REST and CSRF (Cross-Site Request Forgery)

Question

Is Cross-Site Request Forgery possible against a stateless RESTful service?

I'm not talking about pseudo-REST where the server remembers that you're logged in via a cookie. I'm talking about pure no-application-state-on-the-server REST with no cookies.

I'm using SSL and Basic Authentication. For every request, that Authorization header has to be there. There is no "session" in the JSP sense, although there is some sort of session at the SSL level.

So let's assume I'm viewing the legitimate web page that makes Ajax requests, and somehow I go to a different page in the same tab or a different tab, and that page makes the same Ajax request. (I'm assuming there is no malicious code on the legitimate web page; that's a different thing entirely and anything is possible in that case.)

When the second page makes the Ajax request, will the browser put on the same Authorization header? i.e. will the browser say "Oh, you want to go THERE again? Hey, I just happen to still have the key!"?

Also, couldn't the malicious script do the xhr request, then in the callback take the request from the ioargs, get the Authorization header and un-Base64 the name and password?

Answer 1

Disclaimer: I am not a security expert.

Using HTTP Basic Auth does not prevent CSRF attacks via GET requests. E.g. somebody else can include an img tag in their HTML page that does a GET on some well-known URI, and your browser will happily send along the basic auth info. If the GET operation is "safe" (which is the #1 rule for anything claiming to be RESTful), this will not create a problem (beyond wasted bandwidth).

Ajax is not a problem because of the same-origin policy.

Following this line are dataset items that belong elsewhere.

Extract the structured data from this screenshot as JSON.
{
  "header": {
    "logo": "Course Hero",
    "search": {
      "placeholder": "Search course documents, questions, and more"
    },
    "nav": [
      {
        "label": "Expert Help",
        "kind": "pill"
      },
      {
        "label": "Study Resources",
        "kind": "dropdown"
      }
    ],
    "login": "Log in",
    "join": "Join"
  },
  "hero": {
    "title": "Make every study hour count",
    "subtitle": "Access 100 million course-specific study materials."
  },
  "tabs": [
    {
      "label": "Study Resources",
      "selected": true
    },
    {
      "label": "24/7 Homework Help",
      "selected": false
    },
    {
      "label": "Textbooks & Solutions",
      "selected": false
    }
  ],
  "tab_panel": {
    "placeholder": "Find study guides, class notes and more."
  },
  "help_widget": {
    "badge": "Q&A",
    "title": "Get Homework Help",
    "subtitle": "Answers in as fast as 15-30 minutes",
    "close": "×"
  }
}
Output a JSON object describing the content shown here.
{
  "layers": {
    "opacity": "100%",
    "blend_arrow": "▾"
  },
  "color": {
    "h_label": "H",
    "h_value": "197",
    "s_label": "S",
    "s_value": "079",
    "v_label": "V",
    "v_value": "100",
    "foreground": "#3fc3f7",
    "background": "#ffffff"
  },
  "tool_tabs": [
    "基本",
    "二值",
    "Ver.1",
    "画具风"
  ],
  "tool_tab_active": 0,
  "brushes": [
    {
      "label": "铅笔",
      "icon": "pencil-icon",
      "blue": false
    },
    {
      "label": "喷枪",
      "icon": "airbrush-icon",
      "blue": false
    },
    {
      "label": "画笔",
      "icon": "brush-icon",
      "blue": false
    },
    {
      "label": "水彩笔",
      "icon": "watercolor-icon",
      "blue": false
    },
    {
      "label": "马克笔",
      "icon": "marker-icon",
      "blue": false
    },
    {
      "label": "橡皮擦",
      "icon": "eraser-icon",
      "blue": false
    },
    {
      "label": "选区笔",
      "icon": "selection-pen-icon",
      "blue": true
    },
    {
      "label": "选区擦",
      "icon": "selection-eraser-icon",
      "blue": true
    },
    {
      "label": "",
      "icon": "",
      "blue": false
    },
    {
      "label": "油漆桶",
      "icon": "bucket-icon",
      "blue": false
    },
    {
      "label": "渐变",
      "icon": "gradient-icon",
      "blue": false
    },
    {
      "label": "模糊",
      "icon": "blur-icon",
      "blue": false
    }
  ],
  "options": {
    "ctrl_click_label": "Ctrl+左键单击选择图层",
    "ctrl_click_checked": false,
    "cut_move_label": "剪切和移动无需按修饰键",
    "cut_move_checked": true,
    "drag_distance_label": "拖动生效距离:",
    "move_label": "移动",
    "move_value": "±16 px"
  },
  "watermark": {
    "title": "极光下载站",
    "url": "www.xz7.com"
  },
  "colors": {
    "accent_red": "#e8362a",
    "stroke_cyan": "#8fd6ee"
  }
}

Only including a server-generated token in the HTML you generate, and validating its presence in form submission requests, will protect you from somebody else simply including a "foreign" form in their pages. You might limit this to the content types generated by browsers; no need to do so for XHR requests.

Answer 2

Whether or not CSRF protection is needed is based on 2 factors: -

1. Is the request doing a state changing action (not the same as REST API Statelessness) - State changing actions are any action that will change the state of the application.. for example delete something, add something, update something. These are actions using which the application will change the backed state of the user. All Post requests and a few Get requests will come under this category. REST APIs can have state changing actions.

2. Is the authentication provided by browser (not limited to cookies) - CSRF happens because authentication information is included in the request by browser irrespective of whether the request was started by the user, or some other open tab. So any kind of authentication in which browser can self include information needs CSRF protection. That includes both cookie based sessions and basic authentication.

For all requests that fall in above 2 categories CSRF protection is needed.

As answered by Stephan above, Ajax requests are protected because of Same Origin Policy (SOP). SOP prevents another domain from reading the content sent by target domain. So the malicious script can't read the authorization header. But SOP doesn't prevent another domain from sending requests to the target domain. So the malicious script can still make state changing requests to the target domain. Browser will include authentication information and cookies in this request, so server needs to know whether this request originated from the malicious domain or the user. Because of this CSRF protection is needed.